While it saves trouble in political conversations to assume the other person doesn’t know what they’re talking about, it can be embarrassing to find out they are, in fact, at least technically correct.
This arose in the current campaign by the “tea party” Republican Candidate for the U.S. Senate seat from New Jersey. As Colby Hall writes at Mediate.com
Christine O’Donnell made some news when she questioned the separation of church and state and the U.S. Constitution, asking “where in the Constitution is the separation of church and state?” This was immediately exemplified by her political opponents as an foolish gaffe, ignoring the fact that the exact phrase does not appear anywhere in the Constitution.
But the last sentence is interesting. O’Donnell is, in fact, correct in saying that the phrase “separation of church and state” is not in the Constitution. The original Constitution speaks of religion only to bar religious tests for office. The Bill of Rights (in the First Amendment) says that “Congress shall make no law respecting an establishment of religion, or prohibiting the free exercise thereof …”.
So why then do we all “know” that the Constitution calls for the “separation of church and state?” It’s because there are actually two “constitutions”. One is the original guiding document and the other is the constitution we all live under.
Whenever a religion or government has an essential founding document, there is a need to interpret it and apply it to a variety of situations. Starting with Marbury v. Madison the Supreme Court asserted the authority to define the meaning of the document and direct the lower courts in how to apply it in various cases. That is the law we all live under.
Chief Justice Charles Evans Hughes’ said “the Constitution means what the Supreme Court says it means.” For most of us that is true.

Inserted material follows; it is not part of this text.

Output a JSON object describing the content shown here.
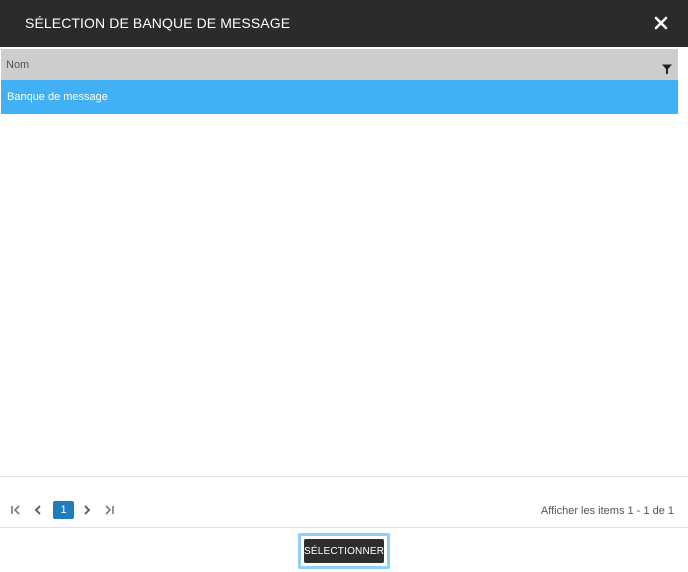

As the court’s decisions build up over time, they are used to create what is called “Constitutional Law.” Since the nation’s courts are bound by those interpretations, they form the “real” law which guides our lives.
The court adds phrases to help lower courts, lawyers and average citizens understand how to apply Constitutional Law in our daily lives. Some of these are “one man, one vote”, and “the right to remain silent.”
But the Court has been known to add a phrase which it later comes to regret. The most famous of these was “separate but equal.” The court added this phrase in the Plessy v. Ferguson case as it interpreted the 14th Amendment requirement that “no state shall … deny to any person within its jurisdiction the equal protection of the laws.” The impact of this was to negate the purpose of the equal protection clause.
By 1896, the Court seemed to feel the country was tired of the struggle for Negro rights and it was time to let the states impose “Jim Crow” laws as a way to “turn the volume down.” The decision was a disaster for freedom, the country and especially Blacks. But it must be emphasized this was an action of the Supreme Court, and not the President or the people’s representatives in Congress. The Court later reversed itself with the famous declaration in 1954’s Brown v. Board of Education case that ‘the doctrine of “separate but equal” has no place. Separate … facilities are inherently unequal.’
For many people, the Court’s addition of “separation of church and state” and the path of Constitutional Law since that addition have taken the country in the wrong direction. For those people, it is significant that the phrase was added by the court and is not part of the original document. These “Originalists” argue that the Court needs to review the excesses caused by the Court’s phrasing and look at whether it is appropriate to return to something closer to the original understanding.
The derisive dismissal of those who, like Christine O’Donnell, say that “separation of church and state” is not part of the Constitution trivializes a serious discussion. While it would be easier for those who like things the way they are, there is a serious debate to be had here.
Among those things fueling the “Tea Party” movement is a feeling that “those in charge” not only disregard the religious beliefs and concerns of large number of voters, but actively work to minimize the influence of religion in the lives of individuals and the country. It is frustrating when they are trying to make an argument about the appropriate role of religion in society only to be dismissed as “Know Nothings”.
Those who “know” that “separation of church and state is part of the (original) Constitution are wrong. There is nothing more infuriating than to have a serious argument cut short by derisive people who are in fact, technically speaking, wrong.